J’ai toujours pensé qu’une mise en valeur rationnelle de l’immense patrimoine artistique et des ressources en matière de nature et de paysages de l’Italie pourrait constituer une très importante ressource économique. Je l’ai pensé pendant longtemps; je crois qu’aujourd’hui il est trop tard. Le paysage italien est en grande partie dévasté et irrémédiablement défiguré: il suffit de voir la côte de la Calabre, celle de la Ligurie, les environs de Rome, Rimini, etc. Je ne cite que quelques-uns des lieux qui me viennent à l’esprit.

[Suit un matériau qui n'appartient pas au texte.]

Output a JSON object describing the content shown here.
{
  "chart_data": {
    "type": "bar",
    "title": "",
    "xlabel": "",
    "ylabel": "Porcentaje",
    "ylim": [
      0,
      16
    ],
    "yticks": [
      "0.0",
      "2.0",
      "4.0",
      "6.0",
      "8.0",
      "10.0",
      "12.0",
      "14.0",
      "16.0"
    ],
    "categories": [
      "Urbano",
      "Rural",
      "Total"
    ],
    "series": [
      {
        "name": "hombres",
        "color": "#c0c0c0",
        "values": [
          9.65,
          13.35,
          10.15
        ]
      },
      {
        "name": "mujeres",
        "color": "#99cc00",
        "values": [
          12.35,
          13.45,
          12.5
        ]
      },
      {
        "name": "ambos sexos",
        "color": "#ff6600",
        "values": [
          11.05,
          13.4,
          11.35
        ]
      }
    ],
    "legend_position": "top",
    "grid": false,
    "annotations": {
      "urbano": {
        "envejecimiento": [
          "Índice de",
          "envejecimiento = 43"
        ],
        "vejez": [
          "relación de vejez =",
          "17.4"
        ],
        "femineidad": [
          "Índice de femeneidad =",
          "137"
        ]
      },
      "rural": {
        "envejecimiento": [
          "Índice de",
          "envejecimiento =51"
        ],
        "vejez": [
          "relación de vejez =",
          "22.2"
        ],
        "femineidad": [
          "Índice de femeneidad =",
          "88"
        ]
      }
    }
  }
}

Quant au patrimoine artistique, je suis très sceptique au sujet de sa survie. L’Italie s’est engagée sur la voie d’une sorte d’“anthologisation” et beaucoup de choses (dont certaines sont de grande importance) sont destinées à disparaître rapidement, aussi bien à cause de l’ineptie bureaucratique que du mauvais usage (voir le Palais royal de Turin) ou de l’ignorance et de l’indifférence (voir les Villas de Rome). Je ne crois pas que l’Italie puisse désormais prendre seule des mesures d’urgence: je vois plutôt la possibilité qu’une administration anglo-franco-allemande s’occupe au moins des cas les plus urgents. Je suis peut-être pessimiste, je pense être froidement réaliste.
Quant à mes considérations à publier sur 30Jours, on pourra en parler quand je serai remis sur pied; pour l’instant, veuillez recevoir mes salutations les meilleures,
Federico Zeri

Neuf ans sont passés, mais je ne me résigne pas. Cette programmation pour une Italie Touristique (avec un T majuscule), capable de nous assurer un avenir, pourrait peut-être, dans un climat d’extension politique du régionalisme – du fédéralisme même –, partir du bas.
Je voudrais en publiant ces lettres susciter un approfondissement. Nous aurions besoin d’un Ezio Vanoni.
Je ne peux, pour ma part, qu’inciter à la discussion.